For Laurie, getting to educate the public about all the things bees do for us, including provide food through pollination, is one of the best parts of belonging to the OBA, other than talking about bees of course! Frank is fascinated by how organized a hive is and the way the bees work together.
The OBA has many projects that it does as part of their education and outreach. This includes classes in beginning beekeeping (those that complete the class receive an apprenticeship certificate), and hive projects. In 2016, they installed two honey bee hives at the Governor’s mansion.
“We have also collaborated with the airport and used their green space for five hives out there,” shares Frank. “Every year we harvest some of that honey and donate it to the airport for their staff auction, the proceeds of which they then donate to SafeSpace in Olympia for the domestic violence shelter.”
Five years ago, they partnered with The Evergreen State College for their sustainability and prisons project. “It’s an extraordinary program because they take different sustainability issues, whether it’s growing plants for prairie restoration or developing cocoons for endangered butterflies, but it’s hands-on experiences that contribute to the sustainability of the environment,” explains Laurie. Evergreen first contacted OBA to do a beekeeping talk at Stafford Creek Prison. “We had 70 inmates attend a talk and they asked the most intelligent questions, really caring questions,” she adds. The prison already had hives, and so OBA started teaching their Washington State Beekeepers Association apprentice certificate class.
Now they teach classes at three prisons. “When you nurture and care for something it changes you as a person,” Laurie says, “and so the inmates that take the class get the privilege of helping with the hives on those corrections campuses and it’s been remarkable to watch the changes.”

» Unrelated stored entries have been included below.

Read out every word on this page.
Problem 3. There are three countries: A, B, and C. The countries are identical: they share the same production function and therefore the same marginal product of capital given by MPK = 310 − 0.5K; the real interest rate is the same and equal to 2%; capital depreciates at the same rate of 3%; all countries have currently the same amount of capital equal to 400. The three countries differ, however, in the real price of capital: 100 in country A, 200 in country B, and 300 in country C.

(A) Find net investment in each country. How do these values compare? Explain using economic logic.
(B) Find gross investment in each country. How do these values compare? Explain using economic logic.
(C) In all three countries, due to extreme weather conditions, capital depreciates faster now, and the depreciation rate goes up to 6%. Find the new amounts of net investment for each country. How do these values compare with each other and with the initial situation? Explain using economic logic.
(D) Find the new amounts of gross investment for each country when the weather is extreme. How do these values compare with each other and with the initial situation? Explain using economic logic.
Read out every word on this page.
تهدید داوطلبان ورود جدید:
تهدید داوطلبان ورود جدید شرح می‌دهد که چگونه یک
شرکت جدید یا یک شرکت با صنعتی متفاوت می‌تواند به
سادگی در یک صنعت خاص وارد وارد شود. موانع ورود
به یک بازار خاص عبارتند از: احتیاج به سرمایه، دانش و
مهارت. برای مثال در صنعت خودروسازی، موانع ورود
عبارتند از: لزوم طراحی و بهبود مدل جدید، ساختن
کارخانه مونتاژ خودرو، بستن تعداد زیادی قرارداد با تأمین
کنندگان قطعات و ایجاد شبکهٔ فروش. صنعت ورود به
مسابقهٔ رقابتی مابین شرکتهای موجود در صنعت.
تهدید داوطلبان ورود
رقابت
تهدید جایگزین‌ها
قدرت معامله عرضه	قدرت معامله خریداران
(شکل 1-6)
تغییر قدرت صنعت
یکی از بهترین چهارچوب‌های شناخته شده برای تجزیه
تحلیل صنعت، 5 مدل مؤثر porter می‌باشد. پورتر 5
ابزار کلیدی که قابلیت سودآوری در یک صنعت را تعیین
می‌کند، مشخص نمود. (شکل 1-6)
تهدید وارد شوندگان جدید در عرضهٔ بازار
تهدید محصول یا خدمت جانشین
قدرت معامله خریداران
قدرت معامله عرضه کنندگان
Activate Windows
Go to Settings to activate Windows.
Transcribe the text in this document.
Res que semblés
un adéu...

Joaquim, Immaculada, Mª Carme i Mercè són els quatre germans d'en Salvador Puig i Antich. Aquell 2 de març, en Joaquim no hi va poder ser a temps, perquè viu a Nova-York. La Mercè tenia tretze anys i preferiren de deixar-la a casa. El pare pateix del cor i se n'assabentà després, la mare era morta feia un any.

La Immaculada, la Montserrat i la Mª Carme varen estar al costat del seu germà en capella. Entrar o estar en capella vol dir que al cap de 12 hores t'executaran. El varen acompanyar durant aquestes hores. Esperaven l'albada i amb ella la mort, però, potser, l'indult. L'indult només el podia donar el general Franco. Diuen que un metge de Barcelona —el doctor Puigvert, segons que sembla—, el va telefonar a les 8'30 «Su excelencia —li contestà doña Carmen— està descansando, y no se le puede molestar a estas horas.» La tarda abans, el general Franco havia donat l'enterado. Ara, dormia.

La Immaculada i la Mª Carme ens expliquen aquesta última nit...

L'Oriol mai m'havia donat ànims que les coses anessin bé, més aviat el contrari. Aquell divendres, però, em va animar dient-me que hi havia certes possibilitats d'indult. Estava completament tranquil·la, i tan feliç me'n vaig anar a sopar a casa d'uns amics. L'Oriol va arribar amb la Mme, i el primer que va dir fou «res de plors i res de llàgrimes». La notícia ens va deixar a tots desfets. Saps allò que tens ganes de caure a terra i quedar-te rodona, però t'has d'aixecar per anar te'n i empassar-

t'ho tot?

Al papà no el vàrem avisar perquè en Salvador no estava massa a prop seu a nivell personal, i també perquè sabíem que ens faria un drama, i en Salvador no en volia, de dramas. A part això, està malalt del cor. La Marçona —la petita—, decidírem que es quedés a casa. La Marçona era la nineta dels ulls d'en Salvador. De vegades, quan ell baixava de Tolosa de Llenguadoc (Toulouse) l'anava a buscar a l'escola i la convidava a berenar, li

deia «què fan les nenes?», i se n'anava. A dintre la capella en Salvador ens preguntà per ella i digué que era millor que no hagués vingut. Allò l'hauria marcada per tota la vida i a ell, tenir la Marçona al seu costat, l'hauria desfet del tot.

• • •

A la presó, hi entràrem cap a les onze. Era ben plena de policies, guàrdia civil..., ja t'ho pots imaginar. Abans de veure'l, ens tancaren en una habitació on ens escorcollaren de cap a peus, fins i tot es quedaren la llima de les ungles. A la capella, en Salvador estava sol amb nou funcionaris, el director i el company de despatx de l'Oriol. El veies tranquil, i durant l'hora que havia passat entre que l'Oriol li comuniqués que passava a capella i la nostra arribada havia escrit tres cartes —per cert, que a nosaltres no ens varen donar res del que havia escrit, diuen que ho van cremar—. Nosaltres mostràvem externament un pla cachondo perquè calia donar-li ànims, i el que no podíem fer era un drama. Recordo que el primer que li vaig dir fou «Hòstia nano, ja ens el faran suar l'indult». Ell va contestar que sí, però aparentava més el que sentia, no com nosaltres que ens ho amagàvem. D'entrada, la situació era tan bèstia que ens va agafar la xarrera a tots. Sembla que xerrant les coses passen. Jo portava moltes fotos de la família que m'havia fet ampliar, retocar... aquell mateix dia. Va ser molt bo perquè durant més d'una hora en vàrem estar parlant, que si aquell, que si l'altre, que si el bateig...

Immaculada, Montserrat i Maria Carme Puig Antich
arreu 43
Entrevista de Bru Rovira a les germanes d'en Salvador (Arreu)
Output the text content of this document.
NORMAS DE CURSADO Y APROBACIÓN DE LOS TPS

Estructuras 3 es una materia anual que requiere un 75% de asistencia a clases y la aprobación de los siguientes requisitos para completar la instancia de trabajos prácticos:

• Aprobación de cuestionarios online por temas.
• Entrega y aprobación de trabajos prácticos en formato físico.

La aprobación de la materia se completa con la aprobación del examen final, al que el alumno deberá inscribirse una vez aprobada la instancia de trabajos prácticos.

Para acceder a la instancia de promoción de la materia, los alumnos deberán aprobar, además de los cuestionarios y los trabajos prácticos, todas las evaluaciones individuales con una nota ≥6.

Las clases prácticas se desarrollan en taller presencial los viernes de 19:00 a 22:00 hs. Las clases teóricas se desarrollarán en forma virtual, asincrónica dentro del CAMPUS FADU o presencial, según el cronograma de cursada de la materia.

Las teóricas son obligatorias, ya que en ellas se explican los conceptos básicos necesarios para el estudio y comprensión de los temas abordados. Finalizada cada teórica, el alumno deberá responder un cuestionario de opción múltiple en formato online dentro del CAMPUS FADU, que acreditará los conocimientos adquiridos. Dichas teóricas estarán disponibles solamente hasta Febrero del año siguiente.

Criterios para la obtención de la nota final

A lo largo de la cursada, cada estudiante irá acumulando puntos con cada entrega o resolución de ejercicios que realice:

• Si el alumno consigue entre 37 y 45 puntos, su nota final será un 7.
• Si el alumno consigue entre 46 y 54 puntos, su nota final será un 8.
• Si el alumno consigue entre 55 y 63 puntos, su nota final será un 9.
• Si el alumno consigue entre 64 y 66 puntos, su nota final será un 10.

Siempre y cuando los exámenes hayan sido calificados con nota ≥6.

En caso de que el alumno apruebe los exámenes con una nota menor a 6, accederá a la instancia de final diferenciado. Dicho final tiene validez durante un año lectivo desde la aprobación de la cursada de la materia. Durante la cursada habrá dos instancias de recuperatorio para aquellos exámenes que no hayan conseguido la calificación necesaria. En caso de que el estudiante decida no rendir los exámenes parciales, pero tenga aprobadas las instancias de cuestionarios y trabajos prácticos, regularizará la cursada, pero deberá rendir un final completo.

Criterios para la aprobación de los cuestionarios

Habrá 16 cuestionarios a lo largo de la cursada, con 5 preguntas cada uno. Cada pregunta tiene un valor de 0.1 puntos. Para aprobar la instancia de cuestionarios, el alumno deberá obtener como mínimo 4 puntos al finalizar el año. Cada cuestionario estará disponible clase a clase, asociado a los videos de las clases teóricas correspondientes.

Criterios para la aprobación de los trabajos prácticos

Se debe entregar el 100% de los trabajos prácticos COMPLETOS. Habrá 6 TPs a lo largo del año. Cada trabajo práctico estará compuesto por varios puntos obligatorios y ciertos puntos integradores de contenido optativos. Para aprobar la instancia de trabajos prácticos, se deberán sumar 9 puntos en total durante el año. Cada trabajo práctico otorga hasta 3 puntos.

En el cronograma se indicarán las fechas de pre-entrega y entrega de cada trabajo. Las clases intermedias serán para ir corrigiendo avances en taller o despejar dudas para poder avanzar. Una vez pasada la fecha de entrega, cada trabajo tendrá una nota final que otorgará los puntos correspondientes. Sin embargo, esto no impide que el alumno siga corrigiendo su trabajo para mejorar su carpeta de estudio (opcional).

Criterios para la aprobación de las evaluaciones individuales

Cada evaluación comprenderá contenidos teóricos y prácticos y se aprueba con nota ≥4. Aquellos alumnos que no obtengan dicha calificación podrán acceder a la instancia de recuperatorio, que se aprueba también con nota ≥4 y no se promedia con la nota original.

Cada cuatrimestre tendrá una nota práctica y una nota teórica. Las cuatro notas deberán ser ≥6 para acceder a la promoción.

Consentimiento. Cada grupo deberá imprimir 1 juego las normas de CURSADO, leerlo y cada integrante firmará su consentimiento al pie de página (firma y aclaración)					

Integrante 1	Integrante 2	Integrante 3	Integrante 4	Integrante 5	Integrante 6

The OBA is currently working on creating a pollinator’s garden in the Port of Olympia. They are hoping to start planting early to mid-October. The plants will be locally sourced native species to best fit what the bees need.
Part of the OBA education also includes sharing how we are damaging the honey bee population and why it’s so important for our food production to help protect them. “Bees are mostly threatened by lack of habitat, lack of food and the treat of pesticides,” explains Colleen Lynch, a member of OBA. “We plant all the same things on the farms and then we spray them and we are surprised when the bees are declining. We forget to leave flowers and wildflowers out for bees. We want everything perfectly mowed and all the same and it doesn’t leave much for the wildlife.”
To make your own backyard more hospitable, look for pollinator plants at your local garden centers. They are usually labeled, or you can ask the workers to help you out. These plants help not just honey bees, but all pollinator plants. Also make sure the plants have not been treated with pesticides that can harm pollinators.